DocumentationAPI ReferenceTutorialsGitHub Code ExamplesDiscord Community

Takes a Document as input and generates questions which it believes the Document can answer.

Module question_generator


class QuestionGenerator(BaseComponent)

The QuestionGenerator takes only a document as input and outputs questions that it thinks this document can answer. In the current implementation, it splits input texts into chunks of 50 words with a 10 word overlap. This is because the default model valhalla/t5-base-e2e-qg seems to generate only about 3 questions per passage, regardless of length.

Our approach prioritizes the creation of more questions over processing efficiency (T5 can digest much more than 50 words at once). The returned questions generally come in an order dictated by the order of their answers, this means early questions in the list generally come from earlier in the document.


def __init__(model_name_or_path: str = "valhalla/t5-base-e2e-qg",
             model_version: Optional[str] = None,
             num_beams: int = 4,
             max_length: int = 256,
             no_repeat_ngram_size: int = 3,
             length_penalty: float = 1.5,
             early_stopping: bool = True,
             split_length: int = 50,
             split_overlap: int = 10,
             use_gpu: bool = True,
             prompt: str = "generate questions:",
             num_queries_per_doc: int = 1,
             sep_token: str = "<sep>",
             batch_size: int = 16,
             progress_bar: bool = True,
             use_auth_token: Optional[Union[str, bool]] = None,
             devices: Optional[List[Union[str, "torch.device"]]] = None)

Uses the valhalla/t5-base-e2e-qg model by default. This class supports any question generation model that is implemented as a Seq2SeqLM in Hugging Face Transformers.

Note that this style of question generation (where the only input is a document) is sometimes referred to as end-to-end question generation. Answer-supervised question generation is not currently supported.
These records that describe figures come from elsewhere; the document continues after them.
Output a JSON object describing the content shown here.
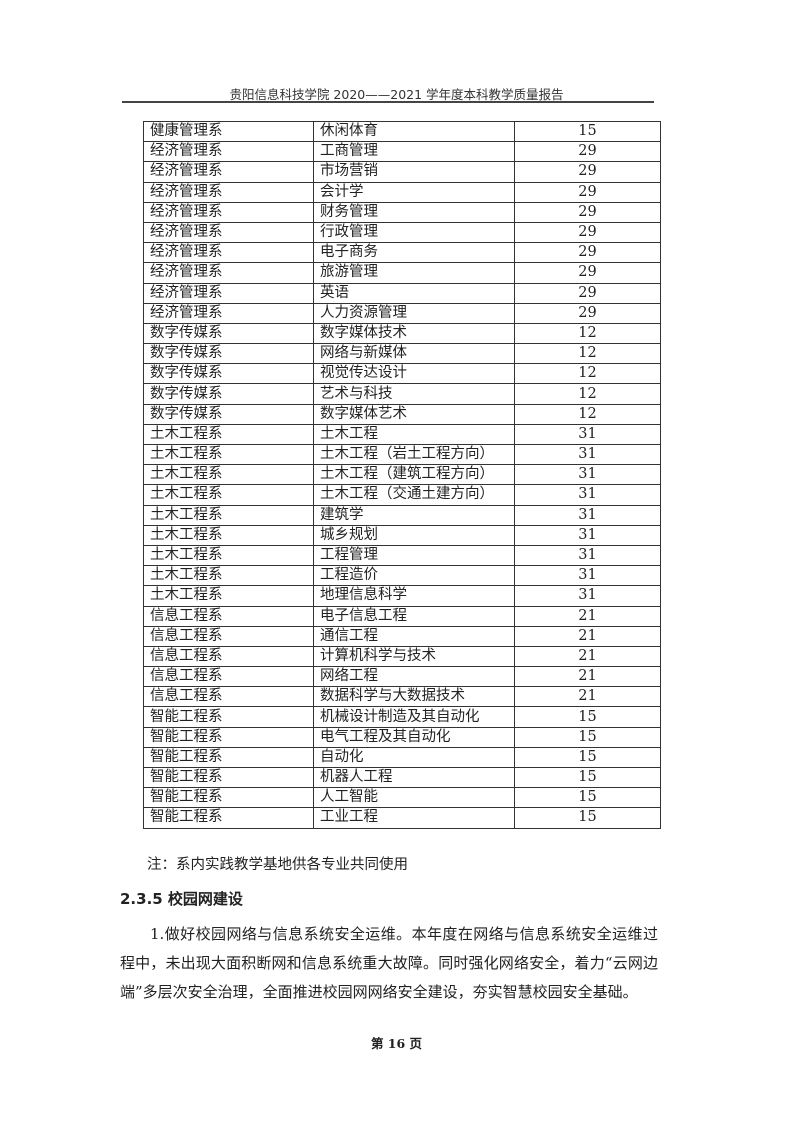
{
  "header": {
    "title": "贵阳信息科技学院 2020——2021 学年度本科教学质量报告"
  },
  "table": {
    "rows": [
      [
        "健康管理系",
        "休闲体育",
        "15"
      ],
      [
        "经济管理系",
        "工商管理",
        "29"
      ],
      [
        "经济管理系",
        "市场营销",
        "29"
      ],
      [
        "经济管理系",
        "会计学",
        "29"
      ],
      [
        "经济管理系",
        "财务管理",
        "29"
      ],
      [
        "经济管理系",
        "行政管理",
        "29"
      ],
      [
        "经济管理系",
        "电子商务",
        "29"
      ],
      [
        "经济管理系",
        "旅游管理",
        "29"
      ],
      [
        "经济管理系",
        "英语",
        "29"
      ],
      [
        "经济管理系",
        "人力资源管理",
        "29"
      ],
      [
        "数字传媒系",
        "数字媒体技术",
        "12"
      ],
      [
        "数字传媒系",
        "网络与新媒体",
        "12"
      ],
      [
        "数字传媒系",
        "视觉传达设计",
        "12"
      ],
      [
        "数字传媒系",
        "艺术与科技",
        "12"
      ],
      [
        "数字传媒系",
        "数字媒体艺术",
        "12"
      ],
      [
        "土木工程系",
        "土木工程",
        "31"
      ],
      [
        "土木工程系",
        "土木工程（岩土工程方向）",
        "31"
      ],
      [
        "土木工程系",
        "土木工程（建筑工程方向）",
        "31"
      ],
      [
        "土木工程系",
        "土木工程（交通土建方向）",
        "31"
      ],
      [
        "土木工程系",
        "建筑学",
        "31"
      ],
      [
        "土木工程系",
        "城乡规划",
        "31"
      ],
      [
        "土木工程系",
        "工程管理",
        "31"
      ],
      [
        "土木工程系",
        "工程造价",
        "31"
      ],
      [
        "土木工程系",
        "地理信息科学",
        "31"
      ],
      [
        "信息工程系",
        "电子信息工程",
        "21"
      ],
      [
        "信息工程系",
        "通信工程",
        "21"
      ],
      [
        "信息工程系",
        "计算机科学与技术",
        "21"
      ],
      [
        "信息工程系",
        "网络工程",
        "21"
      ],
      [
        "信息工程系",
        "数据科学与大数据技术",
        "21"
      ],
      [
        "智能工程系",
        "机械设计制造及其自动化",
        "15"
      ],
      [
        "智能工程系",
        "电气工程及其自动化",
        "15"
      ],
      [
        "智能工程系",
        "自动化",
        "15"
      ],
      [
        "智能工程系",
        "机器人工程",
        "15"
      ],
      [
        "智能工程系",
        "人工智能",
        "15"
      ],
      [
        "智能工程系",
        "工业工程",
        "15"
      ]
    ]
  },
  "note": "注：系内实践教学基地供各专业共同使用",
  "section": {
    "title": "2.3.5 校园网建设"
  },
  "paragraph": "1.做好校园网络与信息系统安全运维。本年度在网络与信息系统安全运维过程中，未出现大面积断网和信息系统重大故障。同时强化网络安全，着力“云网边端”多层次安全治理，全面推进校园网网络安全建设，夯实智慧校园安全基础。",
  "footer": {
    "page": "第 16 页"
  }
}
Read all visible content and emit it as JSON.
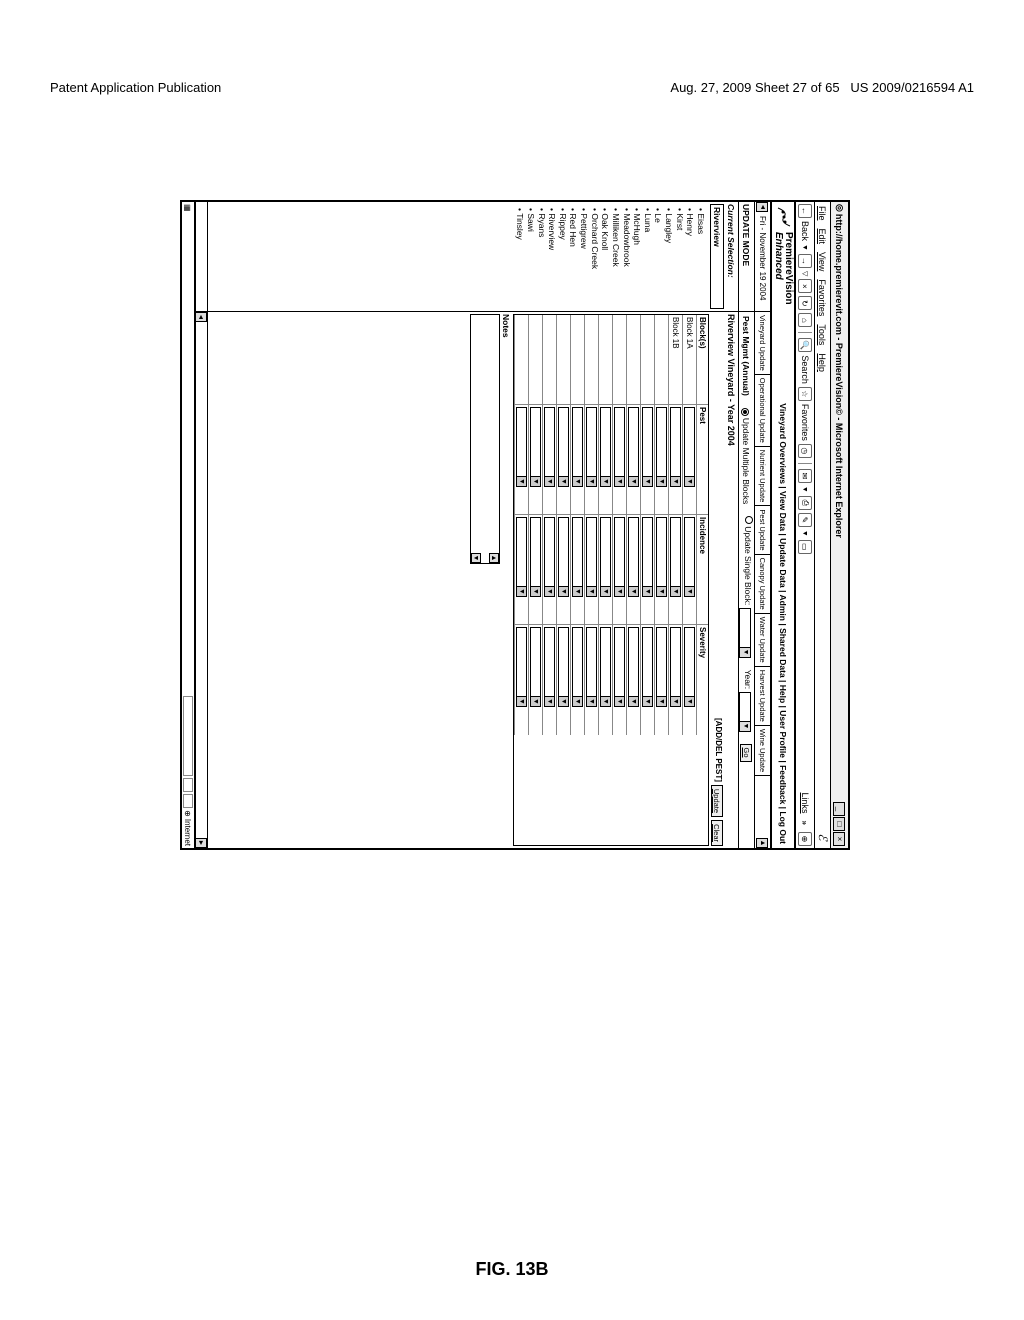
{
  "patent": {
    "left_header": "Patent Application Publication",
    "right_header_line1": "Aug. 27, 2009  Sheet 27 of 65",
    "right_header_line2": "US 2009/0216594 A1",
    "figure_label": "FIG. 13B"
  },
  "window": {
    "title": "http://home.premierevit.com - PremiereVision© - Microsoft Internet Explorer",
    "menus": [
      "File",
      "Edit",
      "View",
      "Favorites",
      "Tools",
      "Help"
    ],
    "ie_logo": "e"
  },
  "toolbar": {
    "back": "Back",
    "search": "Search",
    "favorites": "Favorites",
    "links": "Links"
  },
  "brand": {
    "name_bold": "PremiereVision",
    "name_italic": "Enhanced",
    "nav": "Vineyard Overviews | View Data | Update Data | Admin | Shared Data | Help | User Profile | Feedback | Log Out"
  },
  "datebar": {
    "date": "Fri - November 19 2004",
    "tabs": [
      "Vineyard Update",
      "Operational Update",
      "Nutrient Update",
      "Pest Update",
      "Canopy Update",
      "Water Update",
      "Harvest Update",
      "Wine Update"
    ]
  },
  "modebar": {
    "label": "UPDATE MODE",
    "mgmt": "Pest Mgmt (Annual)",
    "opt_multi": "Update Multiple Blocks",
    "opt_single": "Update Single Block:",
    "year_label": "Year:",
    "go": "Go"
  },
  "sidebar": {
    "cursel_label": "Current Selection:",
    "selected": "Riverview",
    "vineyards": [
      "Eisas",
      "Henry",
      "Kirst",
      "Langley",
      "Le",
      "Luna",
      "McHugh",
      "Meadowbrook",
      "Milliken Creek",
      "Oak Knoll",
      "Orchard Creek",
      "Pettigrew",
      "Red Hen",
      "Rippey",
      "Riverview",
      "Ryans",
      "Sawi",
      "Tinsley"
    ]
  },
  "main": {
    "title": "Riverview Vineyard - Year 2004",
    "add_del": "[ADD/DEL PEST]",
    "update_btn": "Update",
    "clear_btn": "Clear",
    "columns": {
      "block": "Block(s)",
      "pest": "Pest",
      "incidence": "Incidence",
      "severity": "Severity"
    },
    "rows": [
      {
        "block": "Block 1A"
      },
      {
        "block": "Block 1B"
      },
      {
        "block": ""
      },
      {
        "block": ""
      },
      {
        "block": ""
      },
      {
        "block": ""
      },
      {
        "block": ""
      },
      {
        "block": ""
      },
      {
        "block": ""
      },
      {
        "block": ""
      },
      {
        "block": ""
      },
      {
        "block": ""
      },
      {
        "block": ""
      }
    ],
    "notes_label": "Notes"
  },
  "status": {
    "zone": "Internet"
  }
}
  • model_name_or_path: Directory of a saved model or the name of a public model, for example "valhalla/t5-base-e2e-qg". See Hugging Face models for a full list of available models.
  • model_version: The version of the model to use from the Hugging Face model hub. Can be a tag name, a branch name, or a commit hash.
  • num_beams: The number of beams for beam search. 1 means no beam search.
  • max_length: The maximum number of characters the generated text can have.
  • no_repeat_ngram_size: If set to a number larger than 0, all ngrams whose size equals this number can only occur once. For example, if you set it to 3, all 3-grams can appear once.
  • length_penalty: Encourages the model to generate longer or shorter texts, depending on the value you specify. Values greater than 0.0 promote longer sequences, while values less than 0.0 promote shorter sequences. Used with text generation based on beams.
  • early_stopping: Defines the stopping condition for beam search. True means the model stops generating text after reaching the num_beams. False means the model stops generating text only if it's unlikely to find better candidates.
  • split_length: Determines the length of the split (a chunk of a document). Used by num_queries_per_doc.
  • split_overlap: Configures the amount of overlap between two adjacent documents after a split. Setting it to a positive number enables sliding window approach.
  • use_gpu: Whether to use GPU or the CPU. Falls back on CPU if no GPU is available.
  • prompt: Contains the prompt with instructions for the model.
  • batch_size: Number of documents to process at a time.
  • num_queries_per_doc: Number of questions to generate per document. However, this is actually a number of questions to generate per split in the document where the split_length determines the length of the split and the split_overlap determines the overlap between splits. Therefore, this parameter is multiplied by the resulting number of splits to get the total number of questions generated per document. This value is capped at 3.
  • sep_token: A special token that separates two sentences in the same output.
  • progress_bar: Whether to show a tqdm progress bar or not.
  • use_auth_token: The API token used to download private models from Hugging Face. If set to True, the token generated when running transformers-cli login (stored in ~/.huggingface) is used. For more information, see Hugging Face.
  • devices: List of torch devices (for example cuda, cpu, mps) to limit inference to specific devices. A list containing torch device objects or strings is supported (for example [torch.device('cuda:0'), "mps", "cuda:1"]). If you specify use_gpu=False, the devices parameter is not used and a single CPU device is used for inference.


def generate_batch(
    texts: Union[List[str], List[List[str]]],
    batch_size: Optional[int] = None
) -> Union[List[List[str]], List[List[List[str]]]]

Generates questions for a list of strings or a list of lists of strings.


  • texts: List of str or list of list of str.
  • batch_size: Number of texts to process at a time.